Hace
unos días fui invitado a impartir una conferencia a alumnos de
segundo de Bachillerato con motivo de la inauguración del curso
escolar. La titulé: “El futuro que viene. Claves para entender
estos tiempos convulsos”. Ante mí se congregaron más de un
centenar de alumnos con caras rebosantes de juventud y de futuro. Al
verlos tan de cerca me dije que cómo se me había ocurrido pensar en
un tema así —me habían dado a elegir la temática— y hablarles
del futuro que viene, cuando precisamente es lo que les sobra a
ellos.
Para
empezar les cité lo que había escrito Amin Maalouf, en su obra El
desajuste del mundo. Cuando nuestras civilizaciones se agotan,
sobre que el siglo XXI debería ser el siglo de la cultura y la
educación, ya que el siglo XX habiéndolo pretendido no llegó a
serlo. Y que la cultura y la educación son las que nos pueden ayudar
a afrontar ese futuro desde el conocimiento y el respeto hacia los
demás, cuestionando la propaganda que nos manipula y enfrentándonos
al poder.
El
temor —proseguí— es que nos ofrezcan un futuro ya hecho o, lo
peor, impuesto, en el que nosotros no tengamos la posibilidad de
participar. Y que ese era parte del peligro de los tiempos que
corren: sucumbir a todos esos poderes que se han erigido en
controladores de nuestras vidas y que están empeñados en
construirnos el futuro.
No
hay nada más triste que nos engañen y que nosotros nos dejemos
engañar. Por eso les decía que evitaran dejarse embaucar con el
futuro que viene contado por otros, pues conociendo el presente que
nos rodea teníamos datos suficientes para saber cómo sería ese
futuro. Que los mayores que allí estábamos (profesores, padres)
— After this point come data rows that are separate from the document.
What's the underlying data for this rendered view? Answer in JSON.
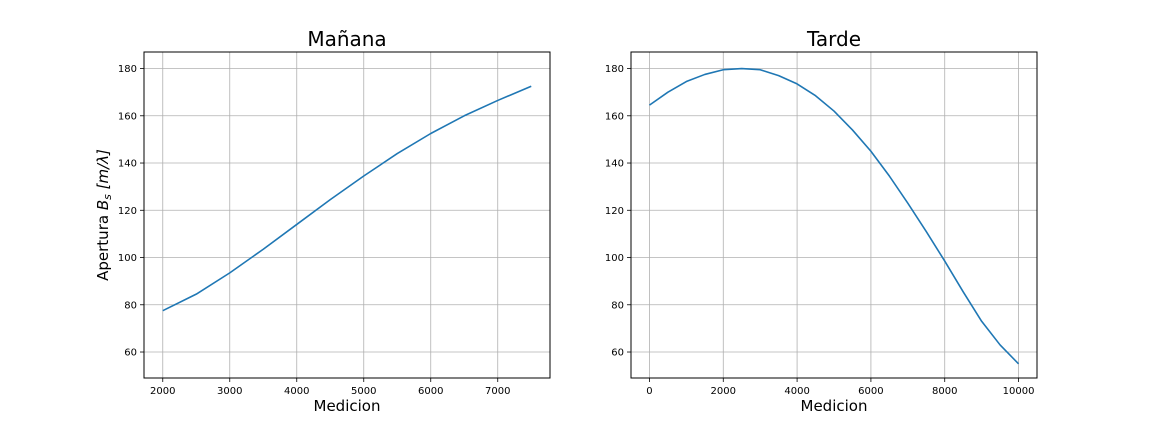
{
  "chart_data": [
    {
      "type": "line",
      "title": "Mañana",
      "xlabel": "Medicion",
      "ylabel_text": "Apertura ",
      "ylabel_symbol": "B",
      "ylabel_subscript": "s",
      "ylabel_units": " [m/λ]",
      "xlim": [
        1720,
        7780
      ],
      "ylim": [
        49,
        187
      ],
      "xticks": [
        2000,
        3000,
        4000,
        5000,
        6000,
        7000
      ],
      "yticks": [
        60,
        80,
        100,
        120,
        140,
        160,
        180
      ],
      "grid": true,
      "series": [
        {
          "color": "#1f77b4",
          "x": [
            2000,
            2500,
            3000,
            3500,
            4000,
            4500,
            5000,
            5500,
            6000,
            6500,
            7000,
            7500
          ],
          "y": [
            77.5,
            84.5,
            93.5,
            103.5,
            114,
            124.5,
            134.5,
            144,
            152.5,
            160,
            166.5,
            172.5
          ]
        }
      ]
    },
    {
      "type": "line",
      "title": "Tarde",
      "xlabel": "Medicion",
      "xlim": [
        -500,
        10500
      ],
      "ylim": [
        49,
        187
      ],
      "xticks": [
        0,
        2000,
        4000,
        6000,
        8000,
        10000
      ],
      "yticks": [
        60,
        80,
        100,
        120,
        140,
        160,
        180
      ],
      "grid": true,
      "series": [
        {
          "color": "#1f77b4",
          "x": [
            0,
            500,
            1000,
            1500,
            2000,
            2500,
            3000,
            3500,
            4000,
            4500,
            5000,
            5500,
            6000,
            6500,
            7000,
            7500,
            8000,
            8500,
            9000,
            9500,
            10000
          ],
          "y": [
            164.5,
            170,
            174.5,
            177.5,
            179.5,
            180,
            179.5,
            177,
            173.5,
            168.5,
            162,
            154,
            145,
            134.5,
            123,
            111,
            98.5,
            85.5,
            73,
            63,
            55
          ]
        }
      ]
    }
  ]
}
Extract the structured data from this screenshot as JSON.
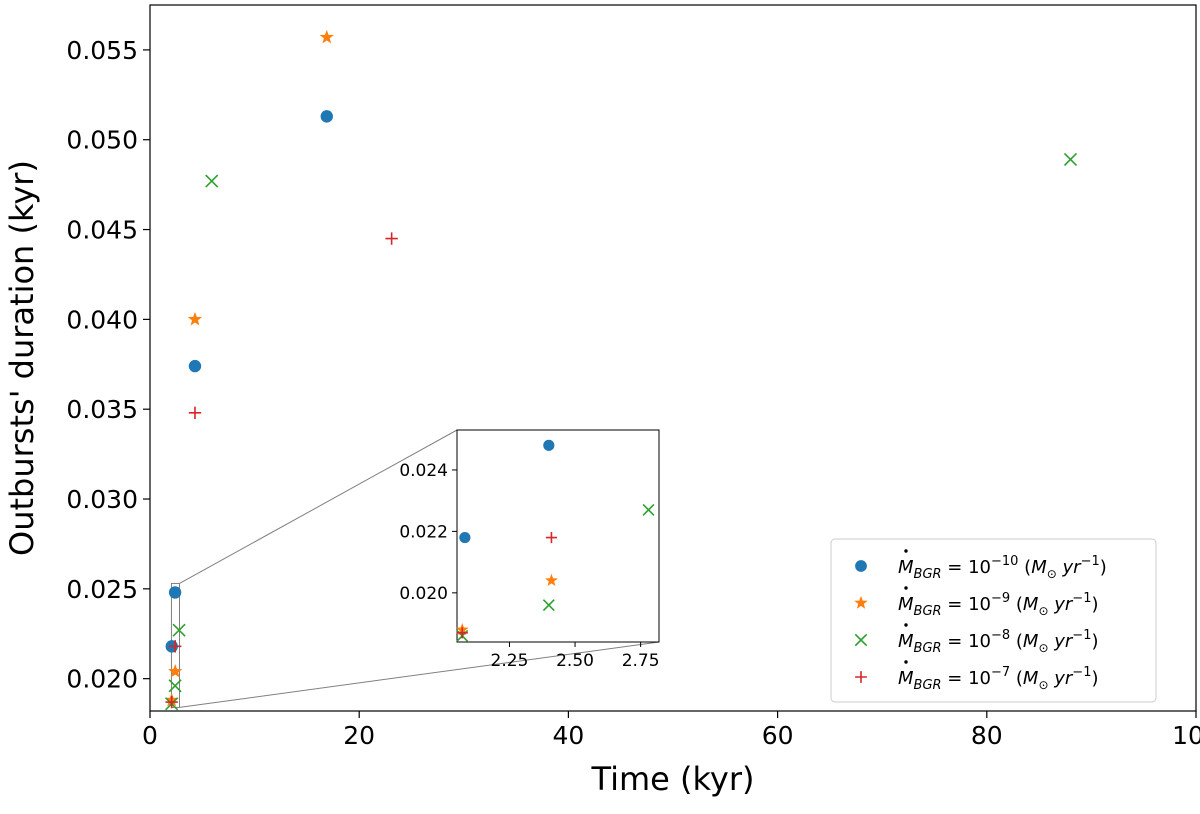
{
  "chart_data": {
    "type": "scatter",
    "title": "",
    "xlabel": "Time (kyr)",
    "ylabel": "Outbursts' duration (kyr)",
    "xlim": [
      0,
      100
    ],
    "ylim": [
      0.0182,
      0.0575
    ],
    "xticks": [
      0,
      20,
      40,
      60,
      80,
      100
    ],
    "yticks": [
      0.02,
      0.025,
      0.03,
      0.035,
      0.04,
      0.045,
      0.05,
      0.055
    ],
    "x_tick_labels": [
      "0",
      "20",
      "40",
      "60",
      "80",
      "100"
    ],
    "y_tick_labels": [
      "0.020",
      "0.025",
      "0.030",
      "0.035",
      "0.040",
      "0.045",
      "0.050",
      "0.055"
    ],
    "grid": false,
    "legend_position": "lower-right",
    "series": [
      {
        "name": "10^-10",
        "legend_label": {
          "base": "10",
          "exp": "−10"
        },
        "marker": "circle",
        "color": "#1f77b4",
        "points": [
          [
            2.08,
            0.0218
          ],
          [
            2.4,
            0.0248
          ],
          [
            4.3,
            0.0374
          ],
          [
            16.9,
            0.0513
          ]
        ]
      },
      {
        "name": "10^-9",
        "legend_label": {
          "base": "10",
          "exp": "−9"
        },
        "marker": "star",
        "color": "#ff7f0e",
        "points": [
          [
            2.07,
            0.0188
          ],
          [
            2.41,
            0.0204
          ],
          [
            4.3,
            0.04
          ],
          [
            16.9,
            0.0557
          ]
        ]
      },
      {
        "name": "10^-8",
        "legend_label": {
          "base": "10",
          "exp": "−8"
        },
        "marker": "x",
        "color": "#2ca02c",
        "points": [
          [
            2.07,
            0.0186
          ],
          [
            2.4,
            0.0196
          ],
          [
            2.78,
            0.0227
          ],
          [
            5.9,
            0.0477
          ],
          [
            88.0,
            0.0489
          ]
        ]
      },
      {
        "name": "10^-7",
        "legend_label": {
          "base": "10",
          "exp": "−7"
        },
        "marker": "plus",
        "color": "#d62728",
        "points": [
          [
            2.07,
            0.0187
          ],
          [
            2.41,
            0.0218
          ],
          [
            4.3,
            0.0348
          ],
          [
            23.1,
            0.0445
          ]
        ]
      }
    ],
    "inset": {
      "xlim": [
        2.05,
        2.82
      ],
      "ylim": [
        0.0184,
        0.0253
      ],
      "xticks": [
        2.25,
        2.5,
        2.75
      ],
      "yticks": [
        0.02,
        0.022,
        0.024
      ],
      "x_tick_labels": [
        "2.25",
        "2.50",
        "2.75"
      ],
      "y_tick_labels": [
        "0.020",
        "0.022",
        "0.024"
      ]
    }
  }
}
teníamos la experiencia de que nos habían prometido tantos futuros
que, cuando los hemos conocido, se nos ha derrumbado todo.
Les
hablé también de la convulsión del mundo actual, de cómo hemos
entrado con mal pie en el siglo XXI (atentados del 11-S, guerras en
Afganistán o Irak, sempiterno conflicto de Oriente Próximo,
terrorismo islamista, crisis económica traída por la voracidad del
neoliberalismo), de cómo las sociedades actuales se tambalean
fácilmente, de este mundo que sostiene las mayores tasas de pobreza
de la historia (cuando probablemente como nunca tengamos los medios
económicos y tecnológicos para erradicarla), de la destrucción
galopante del medio ambiente (cambio climático incluido) y cómo,
sin embargo, no éramos capaces de renunciar a nuestro de ritmo de
vida y de consumo, que tanto acelera el agotamiento de los recursos
planetarios.
Quizás
me mostrara un poco catastrófista a tenor del auditorio que me
escuchaba, luego lo pensé. Pero fui incapaz de silenciar un
pensamiento: si las esperanzas con que acabamos el siglo XX no eran
muy sólidas, la entrada en este nuevo siglo había resultado
nefasta, hasta el punto que habían caído muchos de los grandes
resortes morales que se habían intentado apuntalar en el siglo
pasado. No faltó tampoco que les hablara de la brecha de la
desigualdad en el mundo actual o de esas realidades sobre mundos a la
medida (storytelling) que nos ofrecen con relatos enlatados.
A
ellos, con todo el futuro por delante, quizás fuese un atrevimiento
cuestionar el futuro de los tiempos que corren, y mostrar un panorama
tan cargado de pesadumbre, pero los que tenemos alguna experiencia en
la vida sentimos tanta desazón con lo que vemos, que inevitablemente
tenemos la sensación de vivir en el engaño permanente que viene de
la política, la publicidad, el marketing, los medios de
comunicación… Y es que nuestro pesimismo hacia todo lo que vendrá
se empañan otros en fortalecerlo día a día.
Al
final terminé diciéndoles que el futuro no es algo que se construye
solo y que el que les espera a ellos debe ser un futuro en el que
tienen que ser protagonistas, que no dejen que nadie les construya el
futuro que les pertenece. Al menos, les arrojé un rayo de esperanza.